Actually, that is what currently happens...  I just verified this on
-current...

http://fxr.watson.org/fxr/source/vm/uma_core.c#L880

is where the allocation happens, notice the uk_ppera, and kgdb says:
print zone_jumbo9[0].uz_kegs.lh_first[0].kl_keg[0].uk_ppera
$7 = 3

> to work better with larger contiguous allocations, rather than
> deprecating the larger zones.  It seems backwards to push towards
> smaller allocation units when installed physical memory in a typical
> system continues to rise.
> 
> Allocating 3 x 4K instead of 1 x 9K for a jumbo means 3x the number of
> vtophys translations, 3x the phys_addr/len traffic on the PCIe bus

I don't think that this will be an issue.. If we support a 9k jumbo
that is not physically contiguous (easy on main memory), it's likely
that the table we use to fetch the first physical page will likely have
the next two pages in it, so I doubt there will be that significant
performance penalty, yes, we'll loop a few more times, but main memory
accesses is more the speed limiter in these situations...

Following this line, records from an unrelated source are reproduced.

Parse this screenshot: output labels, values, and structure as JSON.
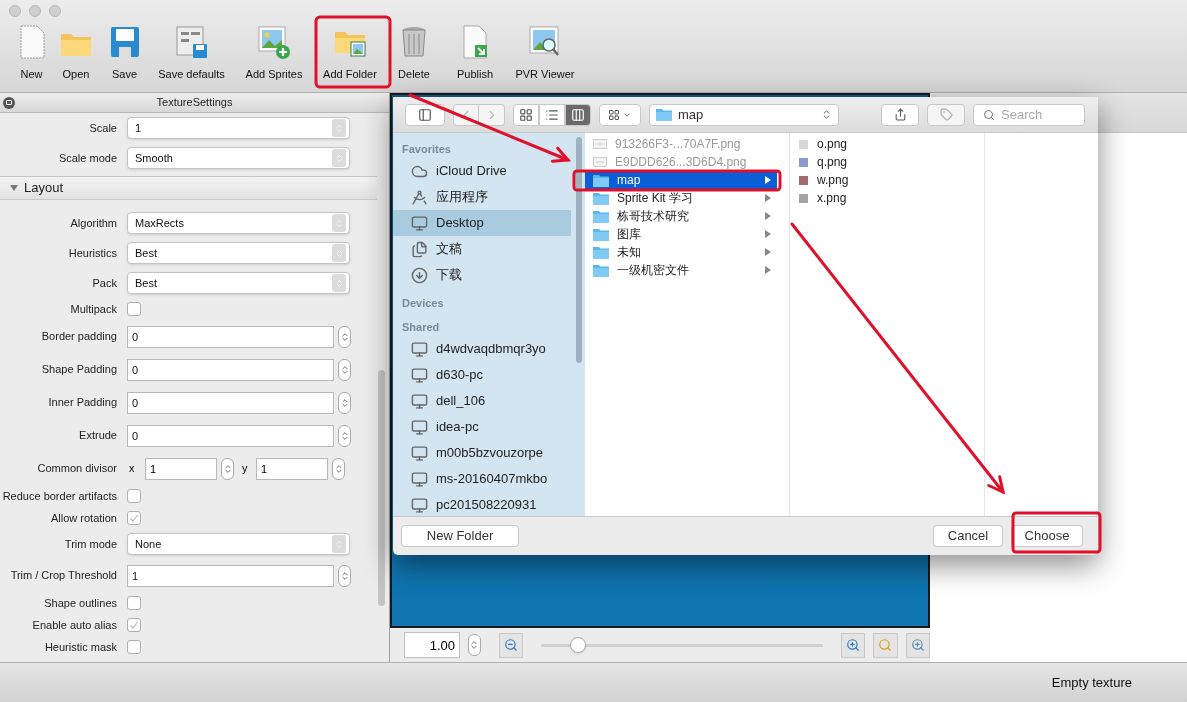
{
  "toolbar": [
    {
      "label": "New",
      "kind": "new"
    },
    {
      "label": "Open",
      "kind": "open"
    },
    {
      "label": "Save",
      "kind": "save"
    },
    {
      "label": "Save defaults",
      "kind": "save-defaults"
    },
    {
      "label": "Add Sprites",
      "kind": "add-sprites"
    },
    {
      "label": "Add Folder",
      "kind": "add-folder"
    },
    {
      "label": "Delete",
      "kind": "delete"
    },
    {
      "label": "Publish",
      "kind": "publish"
    },
    {
      "label": "PVR Viewer",
      "kind": "viewer"
    }
  ],
  "settings_panel": {
    "title": "TextureSettings",
    "rows": [
      {
        "kind": "select",
        "label": "Scale",
        "value": "1"
      },
      {
        "kind": "select",
        "label": "Scale mode",
        "value": "Smooth"
      },
      {
        "kind": "section",
        "label": "Layout",
        "expanded": true
      },
      {
        "kind": "select",
        "label": "Algorithm",
        "value": "MaxRects"
      },
      {
        "kind": "select",
        "label": "Heuristics",
        "value": "Best"
      },
      {
        "kind": "select",
        "label": "Pack",
        "value": "Best"
      },
      {
        "kind": "checkbox",
        "label": "Multipack",
        "checked": false
      },
      {
        "kind": "spin",
        "label": "Border padding",
        "value": "0"
      },
      {
        "kind": "spin",
        "label": "Shape Padding",
        "value": "0"
      },
      {
        "kind": "spin",
        "label": "Inner Padding",
        "value": "0"
      },
      {
        "kind": "spin",
        "label": "Extrude",
        "value": "0"
      },
      {
        "kind": "divisor",
        "label": "Common divisor",
        "x_label": "x",
        "x_value": "1",
        "y_label": "y",
        "y_value": "1"
      },
      {
        "kind": "checkbox",
        "label": "Reduce border artifacts",
        "checked": false
      },
      {
        "kind": "checkbox",
        "label": "Allow rotation",
        "checked": true
      },
      {
        "kind": "select",
        "label": "Trim mode",
        "value": "None"
      },
      {
        "kind": "spin",
        "label": "Trim / Crop Threshold",
        "value": "1"
      },
      {
        "kind": "checkbox",
        "label": "Shape outlines",
        "checked": false
      },
      {
        "kind": "checkbox",
        "label": "Enable auto alias",
        "checked": true
      },
      {
        "kind": "checkbox",
        "label": "Heuristic mask",
        "checked": false
      }
    ]
  },
  "canvas": {
    "zoom_value": "1.00",
    "zoom_slider": {
      "level": 0.13
    }
  },
  "status_bar": {
    "text": "Empty texture"
  },
  "dialog": {
    "view_modes": [
      {
        "kind": "icons",
        "selected": false
      },
      {
        "kind": "list",
        "selected": false
      },
      {
        "kind": "columns",
        "selected": true
      }
    ],
    "path": "map",
    "search": {
      "placeholder": "Search"
    },
    "sidebar": [
      {
        "heading": "Favorites",
        "items": [
          {
            "label": "iCloud Drive",
            "kind": "cloud",
            "selected": false
          },
          {
            "label": "应用程序",
            "kind": "apps",
            "selected": false
          },
          {
            "label": "Desktop",
            "kind": "desktop",
            "selected": true
          },
          {
            "label": "文稿",
            "kind": "documents",
            "selected": false
          },
          {
            "label": "下载",
            "kind": "downloads",
            "selected": false
          }
        ]
      },
      {
        "heading": "Devices"
      },
      {
        "heading": "Shared",
        "items": [
          {
            "label": "d4wdvaqdbmqr3yo",
            "kind": "computer",
            "selected": false
          },
          {
            "label": "d630-pc",
            "kind": "computer",
            "selected": false
          },
          {
            "label": "dell_106",
            "kind": "computer",
            "selected": false
          },
          {
            "label": "idea-pc",
            "kind": "computer",
            "selected": false
          },
          {
            "label": "m00b5bzvouzorpe",
            "kind": "computer",
            "selected": false
          },
          {
            "label": "ms-20160407mkbo",
            "kind": "computer",
            "selected": false
          },
          {
            "label": "pc201508220931",
            "kind": "computer",
            "selected": false
          }
        ]
      }
    ],
    "columns": [
      [
        {
          "name": "913266F3-...70A7F.png",
          "kind": "file",
          "selected": false
        },
        {
          "name": "E9DDD626...3D6D4.png",
          "kind": "file",
          "selected": false
        },
        {
          "name": "map",
          "kind": "folder",
          "selected": true
        },
        {
          "name": "Sprite Kit 学习",
          "kind": "folder",
          "selected": false
        },
        {
          "name": "栋哥技术研究",
          "kind": "folder",
          "selected": false
        },
        {
          "name": "图库",
          "kind": "folder",
          "selected": false
        },
        {
          "name": "未知",
          "kind": "folder",
          "selected": false
        },
        {
          "name": "一级机密文件",
          "kind": "folder",
          "selected": false
        }
      ],
      [
        {
          "name": "o.png",
          "kind": "image",
          "color": "#d8d8d8",
          "selected": false
        },
        {
          "name": "q.png",
          "kind": "image",
          "color": "#8b9bd0",
          "selected": false
        },
        {
          "name": "w.png",
          "kind": "image",
          "color": "#a06a6a",
          "selected": false
        },
        {
          "name": "x.png",
          "kind": "image",
          "color": "#a8a49e",
          "selected": false
        }
      ]
    ],
    "buttons": {
      "new_folder": "New Folder",
      "cancel": "Cancel",
      "choose": "Choose"
    }
  }
}
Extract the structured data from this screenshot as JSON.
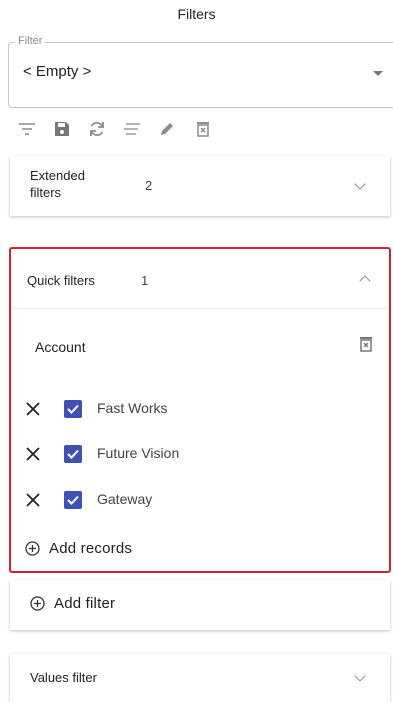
{
  "header": {
    "title": "Filters"
  },
  "filter": {
    "legend": "Filter",
    "value": "< Empty >"
  },
  "toolbar": {
    "icons": [
      "filter-lines-icon",
      "save-icon",
      "refresh-icon",
      "list-icon",
      "pencil-icon",
      "delete-icon"
    ]
  },
  "extended": {
    "label_line1": "Extended",
    "label_line2": "filters",
    "count": "2"
  },
  "quick": {
    "label": "Quick filters",
    "count": "1",
    "group": "Account",
    "items": [
      {
        "label": "Fast Works",
        "checked": true
      },
      {
        "label": "Future Vision",
        "checked": true
      },
      {
        "label": "Gateway",
        "checked": true
      }
    ],
    "add_records": "Add records"
  },
  "add_filter": {
    "label": "Add filter"
  },
  "values_filter": {
    "label": "Values filter"
  },
  "colors": {
    "highlight": "#d2232a",
    "checkbox": "#3f51b5"
  }
}
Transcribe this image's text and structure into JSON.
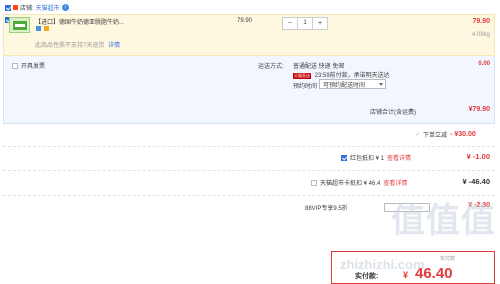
{
  "store": {
    "label": "店铺:",
    "name": "天猫超市",
    "info_icon": "i"
  },
  "item": {
    "title": "【进口】德国牛奶德亚脱脂牛奶...",
    "return_policy": "此商品性质不支持7天退货",
    "detail_link": "详情",
    "unit_price": "79.90",
    "quantity": "1",
    "minus": "−",
    "plus": "+",
    "subtotal": "79.90",
    "weight": "4.08kg"
  },
  "order": {
    "invoice_label": "开具发票",
    "shipping_label": "运送方式:",
    "shipping_value": "普通配送 快递 免邮",
    "shipping_fee": "0.00",
    "tmall_tag": "天猫直送",
    "delivery_note": "23:59前付款，承诺明天送达",
    "appointment_label": "预约时间",
    "appointment_value": "可预约配送时间",
    "store_total_label": "店铺合计(含运费)",
    "store_total_value": "¥79.90"
  },
  "discounts": {
    "instant": {
      "label": "下单立减",
      "value": "- ¥30.00"
    },
    "red_packet": {
      "label": "红包抵扣 ¥ 1",
      "link": "查看详情",
      "value": "¥ -1.00"
    },
    "card": {
      "label": "天猫超市卡抵扣 ¥ 46.4",
      "link": "查看详情",
      "value": "¥ -46.40"
    },
    "vip": {
      "label": "88VIP专享9.5折",
      "value": "¥ -2.30"
    }
  },
  "total": {
    "label": "实付款:",
    "currency": "¥",
    "value": "46.40",
    "label_small": "实付款"
  },
  "watermark": {
    "logo": "值值值",
    "url": "zhizhizhi.com"
  },
  "colors": {
    "price_red": "#e4393c",
    "tmall_red": "#c40000",
    "link_blue": "#3a6ee0"
  }
}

> (scatter list has to be fed to the chip and now it's 3x what it has to
> be), 3x the number of "wrapper" mbuf allocations (one for each 4K
> cluster) which will then be stitched together to form a frame, etc. etc.

And what is that in percentage of overall traffic?  .4% (assuming 16 bytes
per 4k page)...  If your PCIe bus is saturating and you need that extra
.4% traffic, then you have a serious issue w/ your bus layout...

-- 
  John-Mark Gurney				Voice: +1 415 225 5579

     "All that I will do, has been done, All that I have, has not."